Mais nous n’acceptons pas ton âpre sacrifice,
Car ta gloire est la nôtre… et toute main fermant
Le regard de ta Phèdre ou de ta Bérénice,
Éteindrait une étoile à notre firmament.

Car en te saluant, nous saluons la France,
Dont l’âme douce et fine, au miroir de tes vers,
— De tes vers purs de forme et profonds de souffrance —
Se penche avec amour et se voit au travers.


Corneille est loin de nous, aussi Romain qu’Horace ;
Son théâtre sublime est trop souvent d’airain ;
Mais toi, nous te sentons issu de notre race,
Un frère, un précurseur, presque un contemporain.

Car en peignant ton mal tu peins nos maladies,
Et jamais le public ne t’a mieux écouté,
Et dans ton magnifique écrin de tragédies,
Mieux vu ce diamant cruel : la Vérité !

Jamais plus qu’à cette heure où le siècle agonise,
La tristesse des cœurs n’a compris tes accents ;
Et jamais la Pitié, que ton vers divinise,
Ne mit sur nos douleurs baumes plus caressants.

Ah ! pour ce souffle humain dont ton œuvre est baignée,
Qui n’a rien de trop rude à nos frêles poumons,
Pour tes nerveux héros, élégante lignée,
Pour tes femmes surtout, Racine, nous t’aimons.

Pour tes femmes de chair aux tortures démentes,
Pour tes vierges aussi, citernes de douceurs ; —
Et par toi, celles-là nous deviennent amantes,
Et celles-ci, par toi, nous paraissent des sœurs.


III

Ô cortège de deuil, de grâce et d’harmonie !
Andromaque passant sous son crêpe éternel,
La pieuse Antigone et la tendre Junie,
Aricie au front pur, Phèdre au front criminel ;

Roxane meurtrière, Atalide meurtrie,
Rivales l’une et l’autre, et risquant toutes deux
Leur salut ou leur mort en quelque loterie,
Sur l’échiquier sanglant du sérail hasardeux ;

Iphigénie en pleurs, et pourtant magnanime ;
Et dans son morne exil aux cieux toujours voilés,
Vers le soleil natal et vers l’amour, Monime
Tendant ses bras divins, ses bras immaculés ;

Sur le corps de Pyrrhus, Hermione expirante,
— Elle l’aimait vivant, l’adore assassiné —
Et la sombre Ériphyle à la fureur errante,
Parmi les vaisseaux grecs vrai tison déchaîné ;

Et, chef-d’œuvre accompli de vertus et de charmes,
L’amante de Titus triomphant de ses feux ;
Et le cœur plein de force, et les yeux pleins de larmes,
En mélodiques vers soupirant ses adieux ;


Soupirant ses adieux en mélodiques thrènes,
Fuyant loin de César, malgré soi, malgré lui,
Et loin du Capitole impitoyable aux reines !…
— Dans l’Orient désert quel sera son ennui !!!

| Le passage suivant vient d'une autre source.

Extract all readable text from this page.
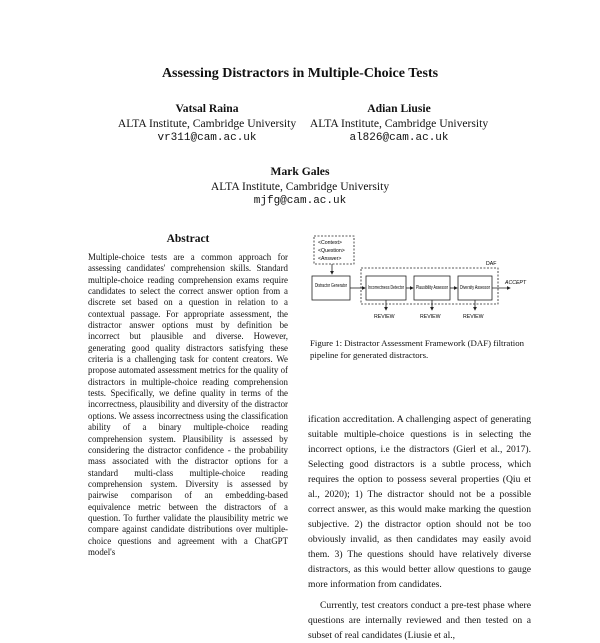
Assessing Distractors in Multiple-Choice Tests
Vatsal Raina
ALTA Institute, Cambridge University
vr311@cam.ac.uk
Adian Liusie
ALTA Institute, Cambridge University
al826@cam.ac.uk
Mark Gales
ALTA Institute, Cambridge University
mjfg@cam.ac.uk
Abstract

Multiple-choice tests are a common approach for assessing candidates' comprehension skills. Standard multiple-choice reading comprehension exams require candidates to select the correct answer option from a discrete set based on a question in relation to a contextual passage. For appropriate assessment, the distractor answer options must by definition be incorrect but plausible and diverse. However, generating good quality distractors satisfying these criteria is a challenging task for content creators. We propose automated assessment metrics for the quality of distractors in multiple-choice reading comprehension tests. Specifically, we define quality in terms of the incorrectness, plausibility and diversity of the distractor options. We assess incorrectness using the classification ability of a binary multiple-choice reading comprehension system. Plausibility is assessed by considering the distractor confidence - the probability mass associated with the distractor options for a standard multi-class multiple-choice reading comprehension system. Diversity is assessed by pairwise comparison of an embedding-based equivalence metric between the distractors of a question. To further validate the plausibility metric we compare against candidate distributions over multiple-choice questions and agreement with a ChatGPT model's

<Context>
<Question>
<Answer>
DAF
Distractor Generator	Incorrectness Detector Plausibility Assessor Diversity Assessor
ACCEPT
REVIEW	REVIEW	REVIEW

Figure 1: Distractor Assessment Framework (DAF) filtration pipeline for generated distractors.

ification accreditation. A challenging aspect of generating suitable multiple-choice questions is in selecting the incorrect options, i.e the distractors (Gierl et al., 2017). Selecting good distractors is a subtle process, which requires the option to possess several properties (Qiu et al., 2020); 1) The distractor should not be a possible correct answer, as this would make marking the question subjective. 2) the distractor option should not be too obviously invalid, as then candidates may easily avoid them. 3) The questions should have relatively diverse distractors, as this would better allow questions to gauge more information from candidates.

Currently, test creators conduct a pre-test phase where questions are internally reviewed and then tested on a subset of real candidates (Liusie et al.,
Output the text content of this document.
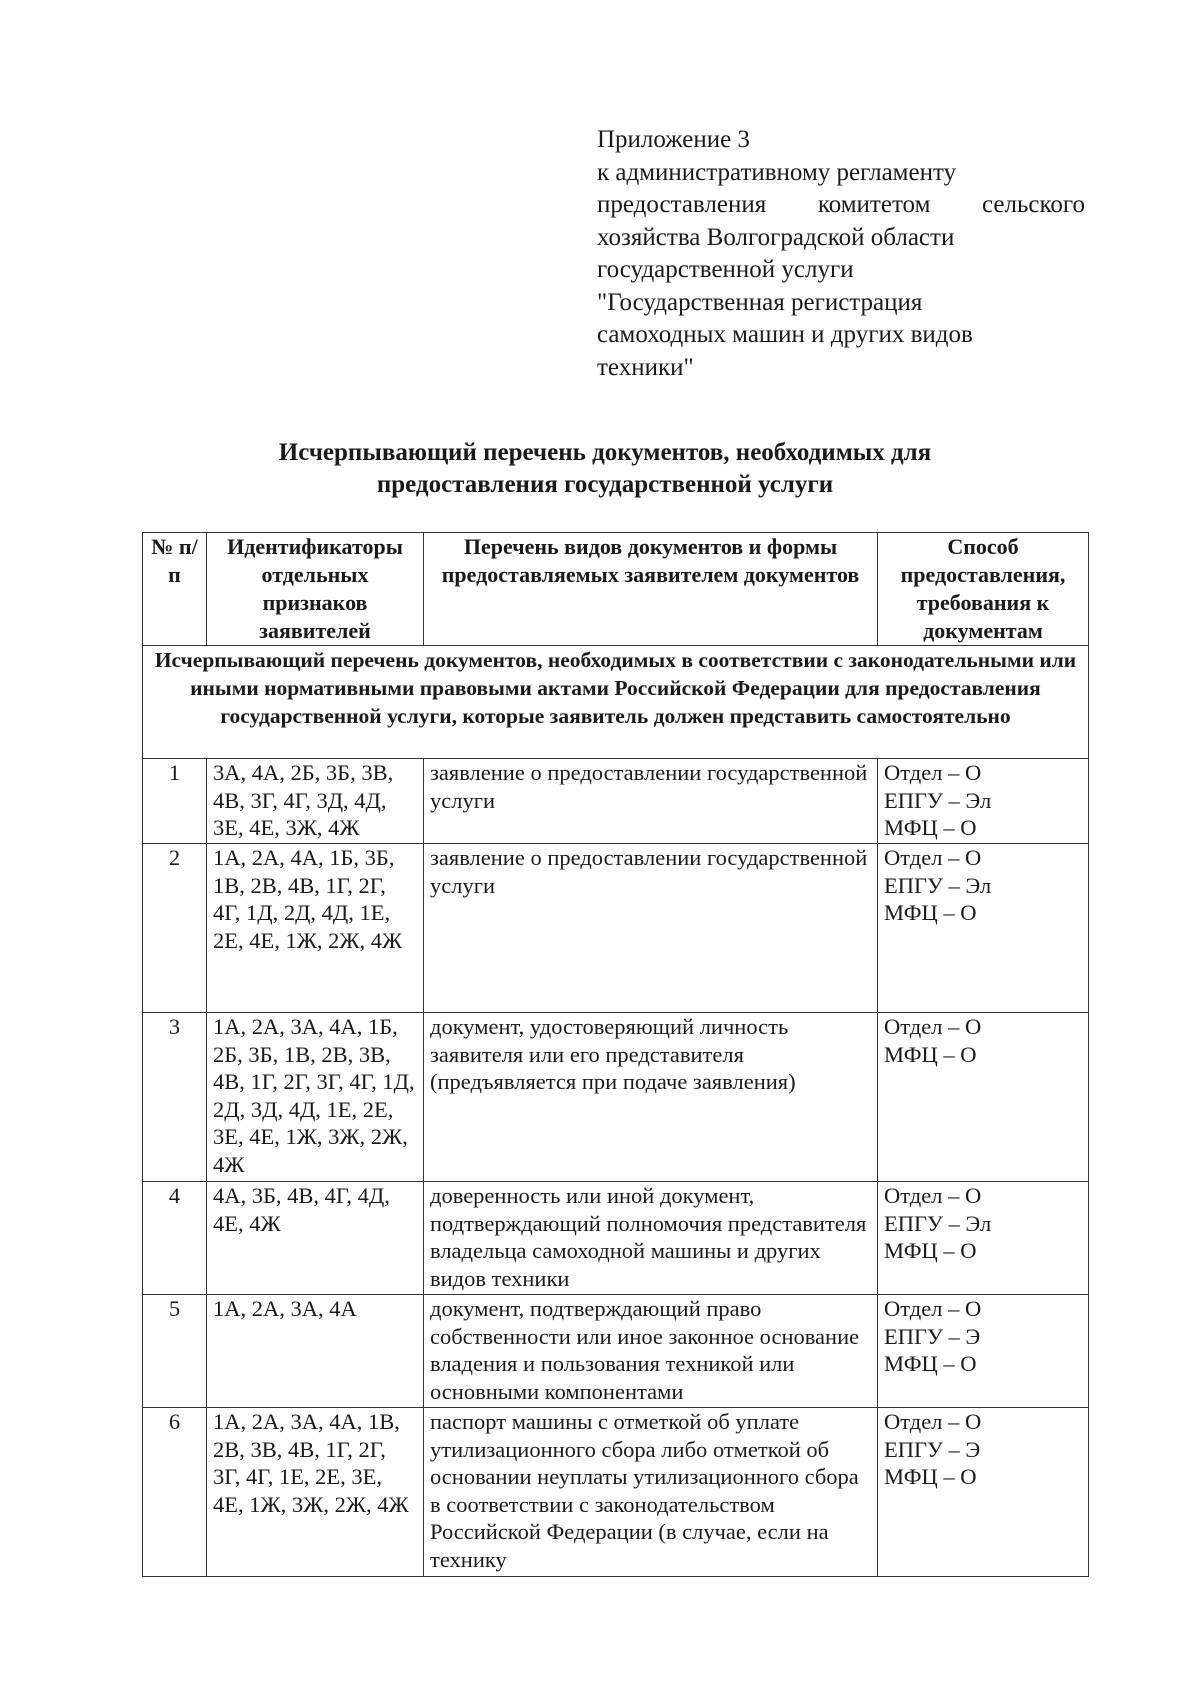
Приложение 3
к административному регламенту
предоставления комитетом сельского
хозяйства Волгоградской области
государственной услуги
"Государственная регистрация
самоходных машин и других видов
техники"
Исчерпывающий перечень документов, необходимых для
предоставления государственной услуги
№ п/п	Идентификаторы отдельных признаков заявителей	Перечень видов документов и формы предоставляемых заявителем документов	Способ предоставления, требования к документам
Исчерпывающий перечень документов, необходимых в соответствии с законодательными или иными нормативными правовыми актами Российской Федерации для предоставления государственной услуги, которые заявитель должен представить самостоятельно			
1	3А, 4А, 2Б, 3Б, 3В, 4В, 3Г, 4Г, 3Д, 4Д, 3Е, 4Е, 3Ж, 4Ж	заявление о предоставлении государственной услуги	Отдел – О
ЕПГУ – Эл
МФЦ – О

2	1А, 2А, 4А, 1Б, 3Б, 1В, 2В, 4В, 1Г, 2Г, 4Г, 1Д, 2Д, 4Д, 1Е, 2Е, 4Е, 1Ж, 2Ж, 4Ж	заявление о предоставлении государственной услуги	Отдел – О
ЕПГУ – Эл
МФЦ – О

3	1А, 2А, 3А, 4А, 1Б, 2Б, 3Б, 1В, 2В, 3В, 4В, 1Г, 2Г, 3Г, 4Г, 1Д, 2Д, 3Д, 4Д, 1Е, 2Е, 3Е, 4Е, 1Ж, 3Ж, 2Ж, 4Ж	документ, удостоверяющий личность заявителя или его представителя (предъявляется при подаче заявления)	Отдел – О
МФЦ – О

4	4А, 3Б, 4В, 4Г, 4Д, 4Е, 4Ж	доверенность или иной документ, подтверждающий полномочия представителя владельца самоходной машины и других видов техники	Отдел – О
ЕПГУ – Эл
МФЦ – О

5	1А, 2А, 3А, 4А	документ, подтверждающий право собственности или иное законное основание владения и пользования техникой или основными компонентами	Отдел – О
ЕПГУ – Э
МФЦ – О

6	1А, 2А, 3А, 4А, 1В, 2В, 3В, 4В, 1Г, 2Г, 3Г, 4Г, 1Е, 2Е, 3Е, 4Е, 1Ж, 3Ж, 2Ж, 4Ж	паспорт машины с отметкой об уплате утилизационного сбора либо отметкой об основании неуплаты утилизационного сбора в соответствии с законодательством Российской Федерации (в случае, если на технику	Отдел – О
ЕПГУ – Э
МФЦ – О
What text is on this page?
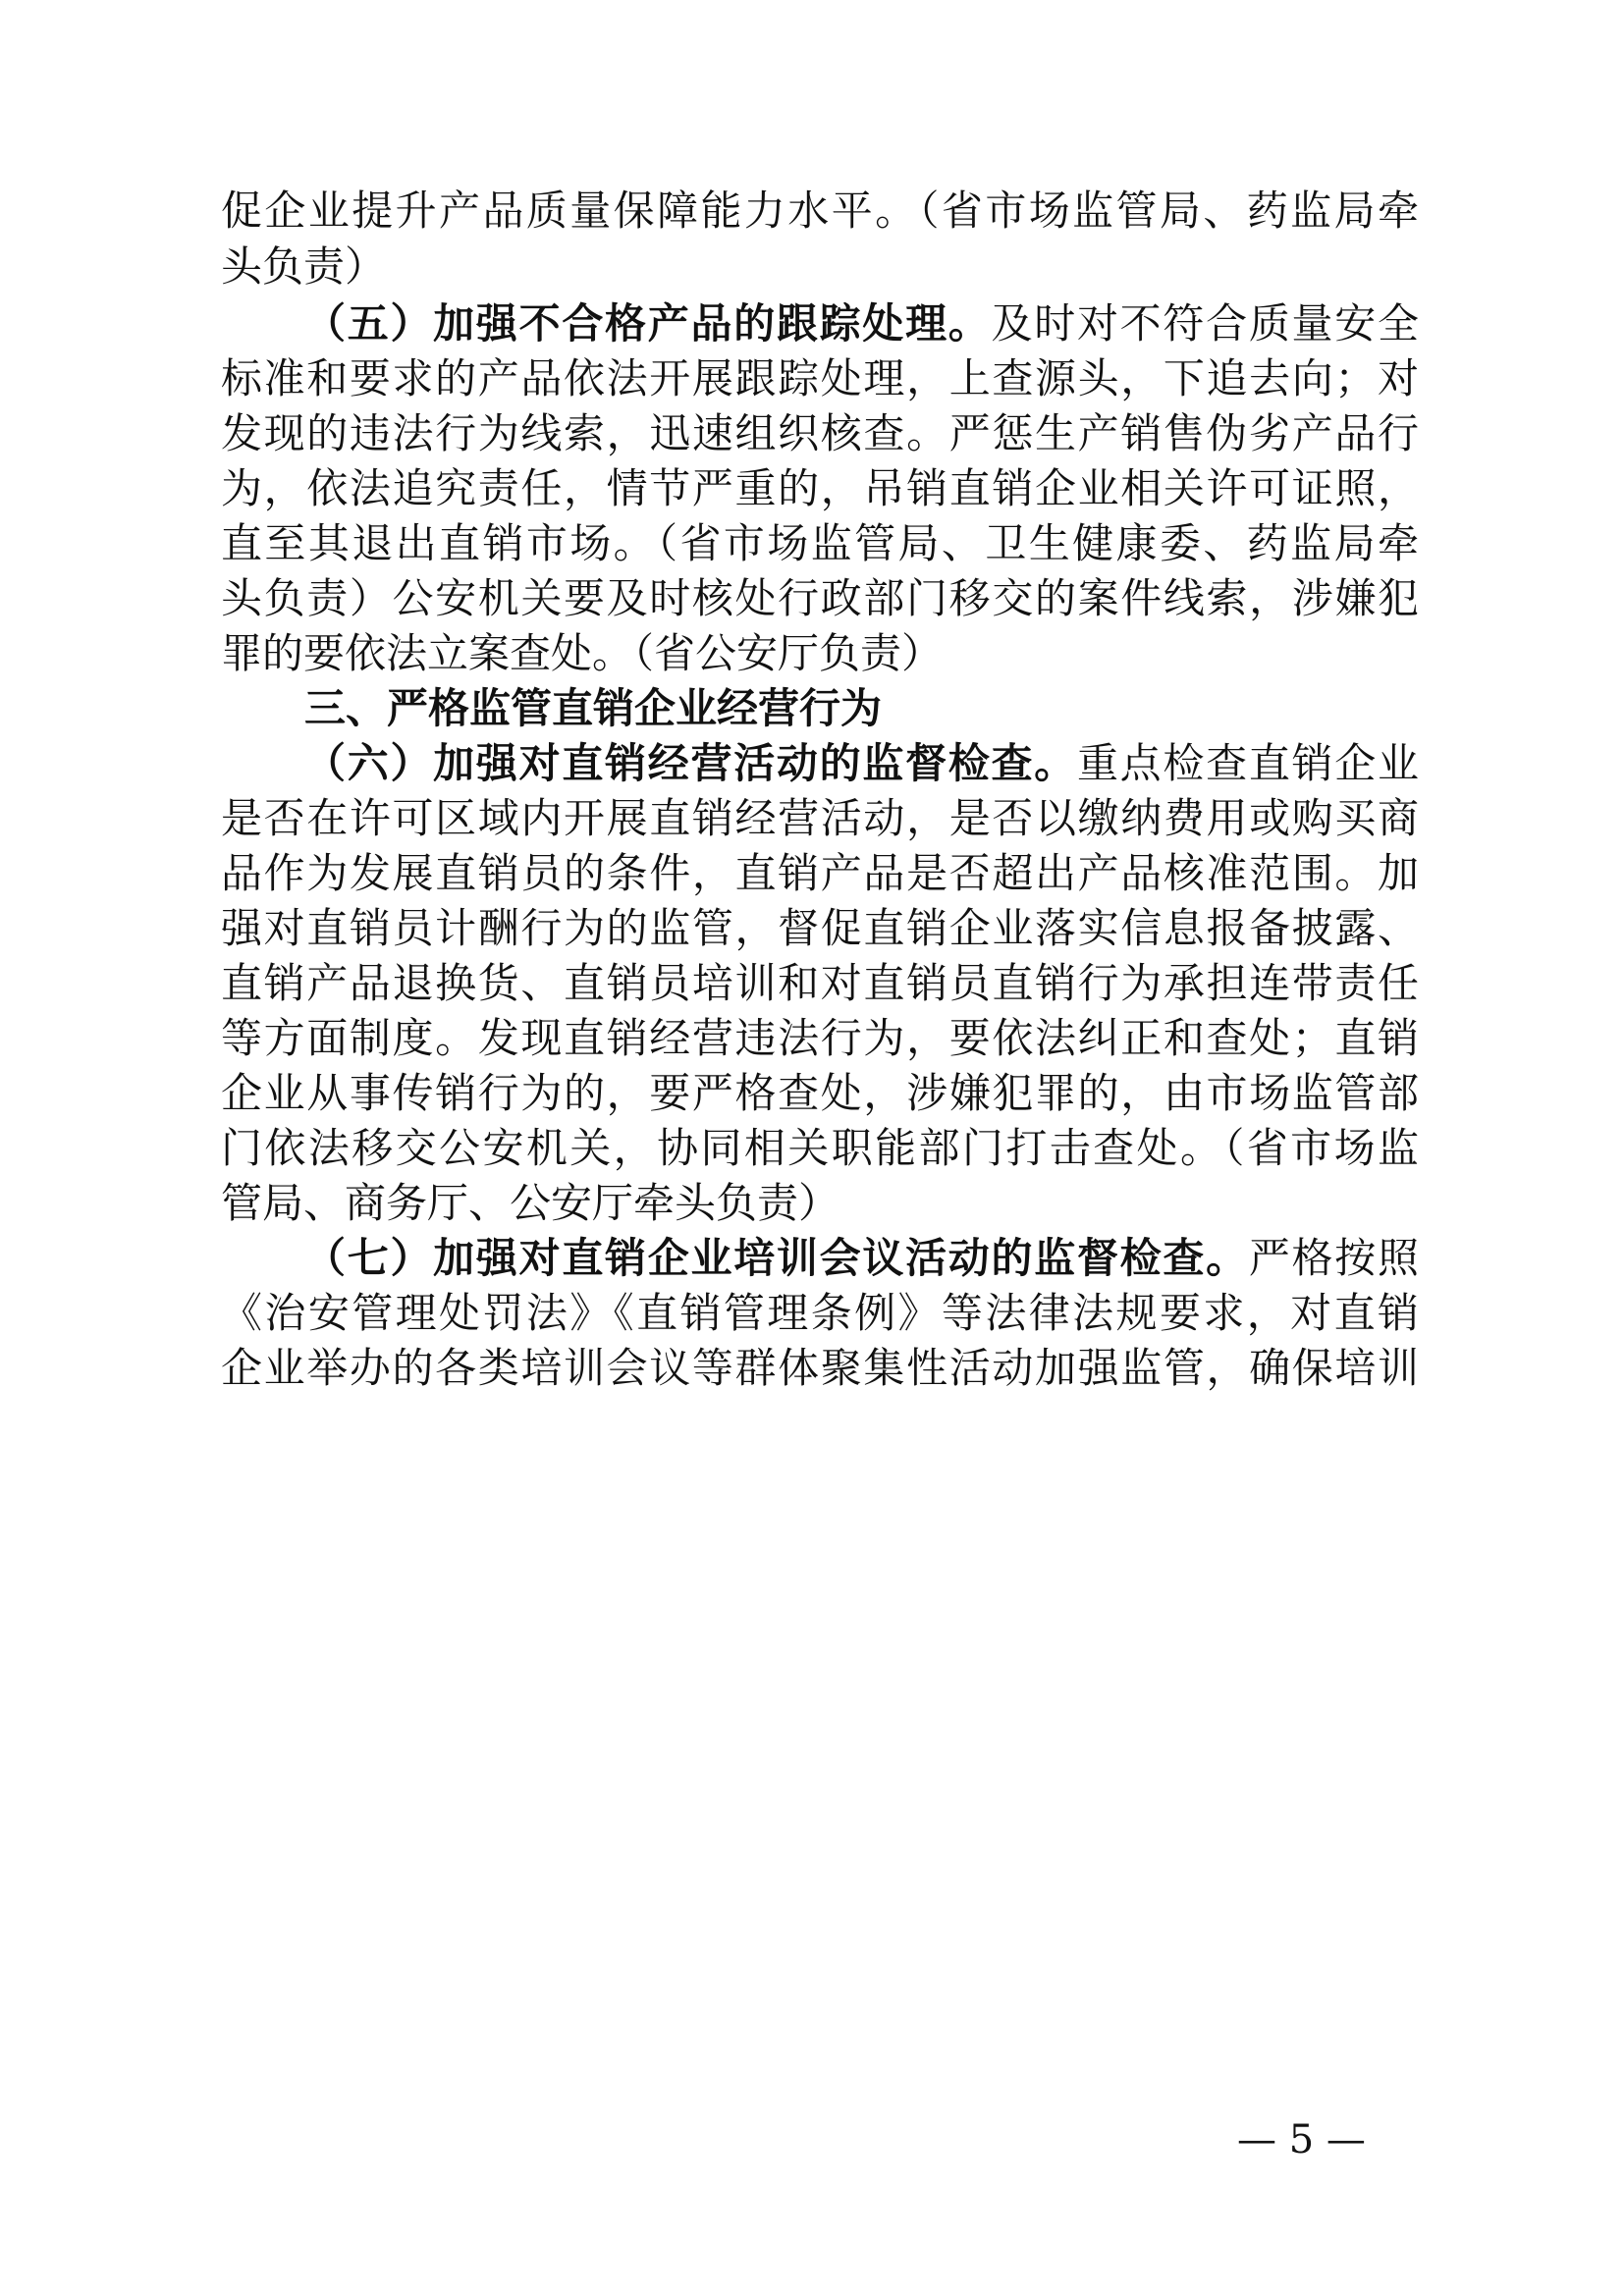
促企业提升产品质量保障能力水平。（省市场监管局、药监局牵
头负责）
（五）加强不合格产品的跟踪处理。及时对不符合质量安全
标准和要求的产品依法开展跟踪处理，上查源头，下追去向；对
发现的违法行为线索，迅速组织核查。严惩生产销售伪劣产品行
为，依法追究责任，情节严重的，吊销直销企业相关许可证照，
直至其退出直销市场。（省市场监管局、卫生健康委、药监局牵
头负责）公安机关要及时核处行政部门移交的案件线索，涉嫌犯
罪的要依法立案查处。（省公安厅负责）
三、严格监管直销企业经营行为
（六）加强对直销经营活动的监督检查。重点检查直销企业
是否在许可区域内开展直销经营活动，是否以缴纳费用或购买商
品作为发展直销员的条件，直销产品是否超出产品核准范围。加
强对直销员计酬行为的监管，督促直销企业落实信息报备披露、
直销产品退换货、直销员培训和对直销员直销行为承担连带责任
等方面制度。发现直销经营违法行为，要依法纠正和查处；直销
企业从事传销行为的，要严格查处，涉嫌犯罪的，由市场监管部
门依法移交公安机关，协同相关职能部门打击查处。（省市场监
管局、商务厅、公安厅牵头负责）
（七）加强对直销企业培训会议活动的监督检查。严格按照
《治安管理处罚法》《直销管理条例》等法律法规要求，对直销
企业举办的各类培训会议等群体聚集性活动加强监管，确保培训
— 5 —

Et les unes brûlant de flammes légitimes,
Les autres aspirant au baiser défendu,
Mais toutes s’inclinant vers la tombe, victimes
Du breuvage fatal en leur sein descendu ;

Toutes, la plus vivante ou la plus effacée,
— Car même Cléophile, aux rives de l’Indus,
D’un rayon de tendresse est déjà caressée,
Et semble respirer les langueurs du lotus ; —

Toutes, entretenant un intime supplice
Qui, sur leur noble tige en secret les détruit,
Et gardant une attente au fond de leur calice,
Et mourant sur leur fleur d’avoir rêvé le fruit,

Roses au cœur de pourpre ou lys au cœur de neige,
Du jardin de ton âme écloses quelque jour ;
Et depuis épandant, merveilleux florilège,
Sur les tréteaux de France un arôme d’amour.



  1. Poésie dite le 21 décembre 1897 aux Matinées-conférences du théâtre de la République, pour l’anniversaire de la naissance de Racine.